70.Climbing-Stairs

70. Climbing Stairs

题目地址

https://leetcode.com/problems/climbing-stairs/

https://www.jiuzhang.com/solutions/climbing-stairs

题目描述

You are climbing a stair case. It takes n steps to reach to the top.

Each time you can either climb 1 or 2 steps. In how many distinct ways can you climb to the top?

Note: Given n will be a positive integer.

Example 1:
Input: 2
Output: 2
Explanation: There are two ways to climb to the top.
1. 1 step + 1 step
2. 2 steps

Example 2:
Input: 3
Output: 3
Explanation: There are three ways to climb to the top.
1. 1 step + 1 step + 1 step
2. 1 step + 2 steps
3. 2 steps + 1 step

代码

Approach #1 Brute Force

class Solution {
  public int climbStairs(int n) {
    return helper(0, n);
  }

  public int helper(int i, int n) {
    if (i > n)        return 0;
    if (i == n)        return 1;

    return helper(i + 1, n) + helper(i + 2, n);
  }

}

Approach #2 Recursion with Memoization

class Solution {
  public int climbStairs(int n) {
    int memo[] = new int[n + 1];
    return helper(0, n, memo);
  }

  private int helper(int i, int n, int memo[]) {
    if (i > n)    return 0;
    if (i == n)    return 1;
    if (memo[i] > 0)    return memo[i];

    memo[i] = helper(i + 1, n, memo) + helper(i + 2, n, memo);
    return memo[i];
  }

}

Approach #3 Fibonacci Number

class Solution {
  public int climbStairs(int n) {
    if (n == 1) {
        return 1;
    }
    int first = 1;
    int second = 2;
    for (int i = 3; i <= n; i++) {
        int third = first + second;
        first = second;
        second = third;
    }
    return second;
  }
}

Approach #4 Dyanmic Programming

One can reach i-th step in one of the two ways:

1. Taking a single step from i-1 step.

2. Taking a step of 2 from i-2 step.

public class Solution {
  public int climbStairs(int n) {
    if (n == 1)  return 1;

    int[] dp = new int[n + 1];
    dp[1] = 1;
    dp[2] = 2;
    for (int i = 3; i <= n; i++) {
        dp[i] = dp[i - 1] + dp[i - 2];
    }
    return dp[n];
  }
}

Approach #5 Binets Method

Complexity Analysis

• Time complexity : O(logn).

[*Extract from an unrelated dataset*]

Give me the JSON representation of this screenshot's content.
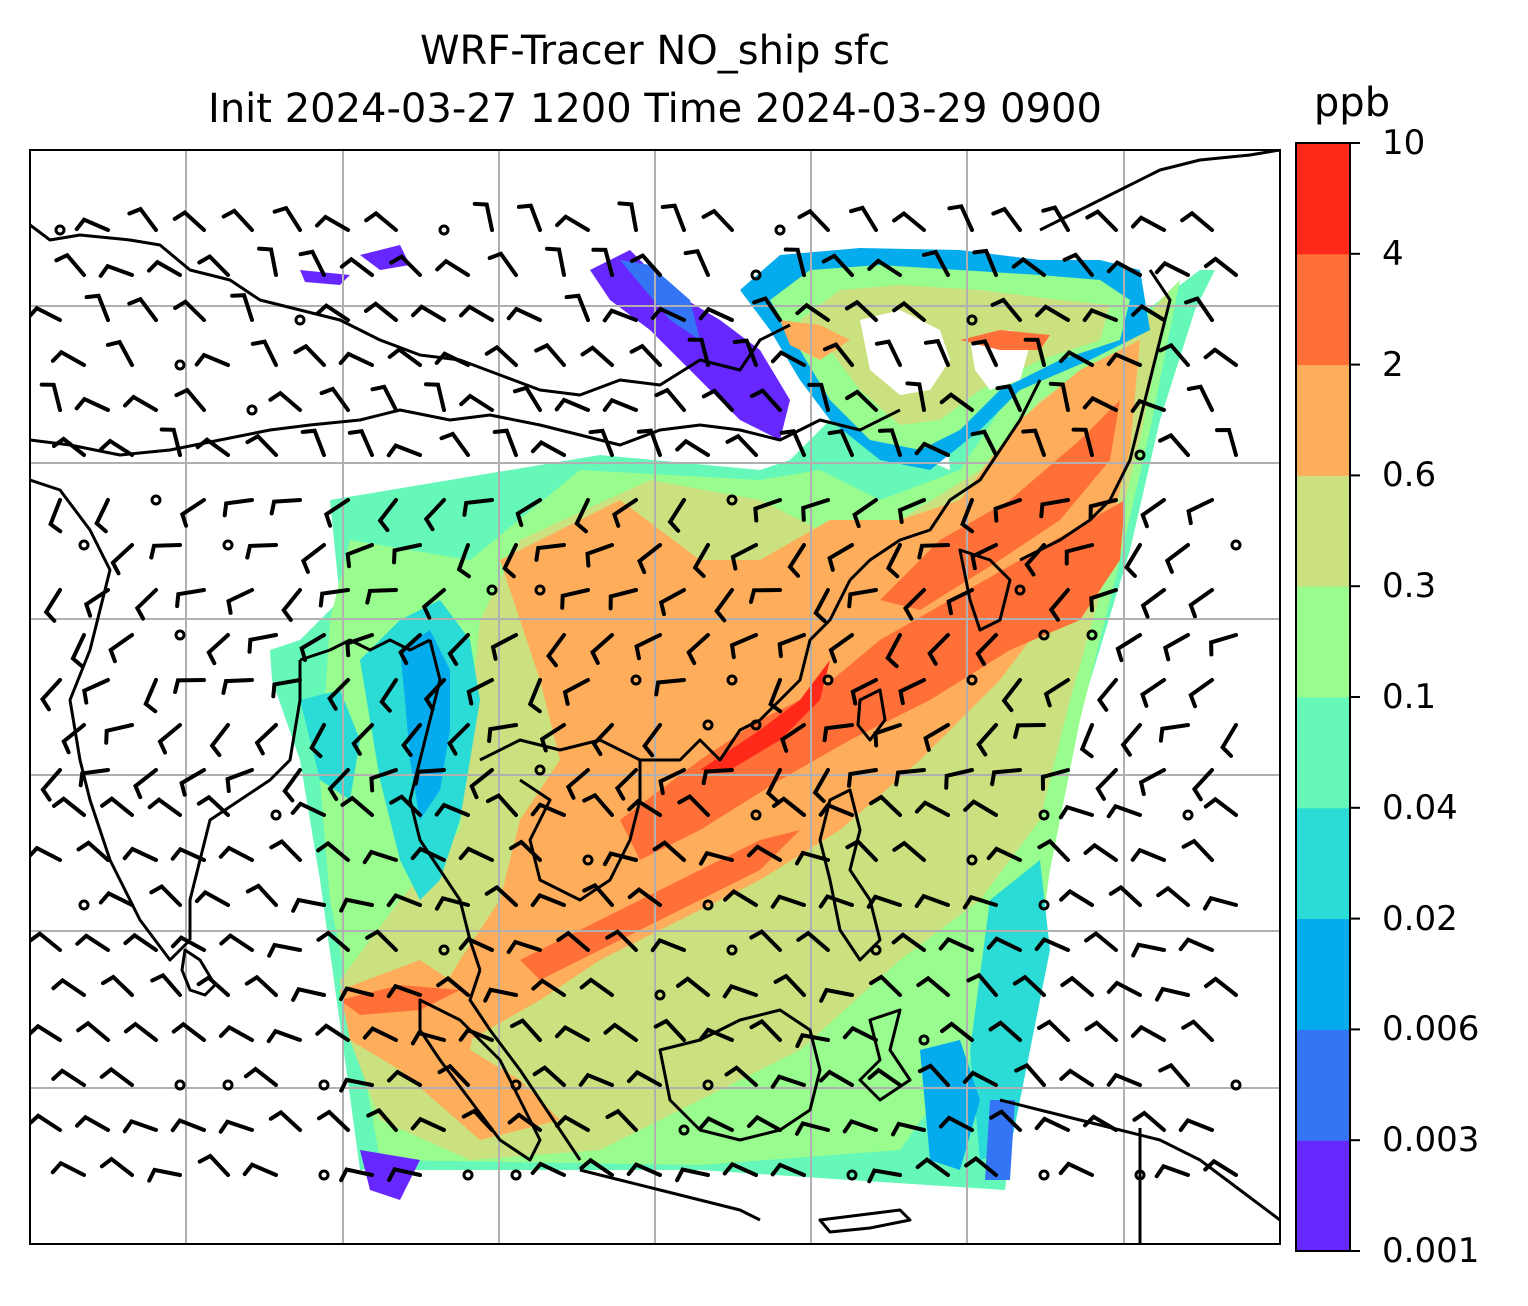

Traversing on logn bits.

• Space complexity : O(1). Constant space is used.

 public class Solution {
    public int climbStairs(int n) {
        int[][] q = {{1, 1}, {1, 0}};
        int[][] res = pow(q, n);
        return res[0][0];
    }
    public int[][] pow(int[][] a, int n) {
        int[][] ret = {{1, 0}, {0, 1}};
        while (n > 0) {
            if ((n & 1) == 1) {
                ret = multiply(ret, a);
            }
            n >>= 1;
            a = multiply(a, a);
        }
        return ret;
    }
    public int[][] multiply(int[][] a, int[][] b) {
        int[][] c = new int[2][2];
        for (int i = 0; i < 2; i++) {
            for (int j = 0; j < 2; j++) {
                c[i][j] = a[i][0] * b[0][j] + a[i][1] * b[1][j];
            }
        }
        return c;
    }
}

Approach #5 Fibonacci Formula

Complexity Analysis

• Time complexity : O(logn). pow method takes nlogn time.

• Space complexity : O(1). Constant space is used.

public class Solution {
    public int climbStairs(int n) {
        double sqrt5 = Math.sqrt(5);
        double fibn=Math.pow((1+sqrt5)/2,n+1)-Math.pow((1-sqrt5)/2,n+1);
        return (int)(fibn/sqrt5);
    }
}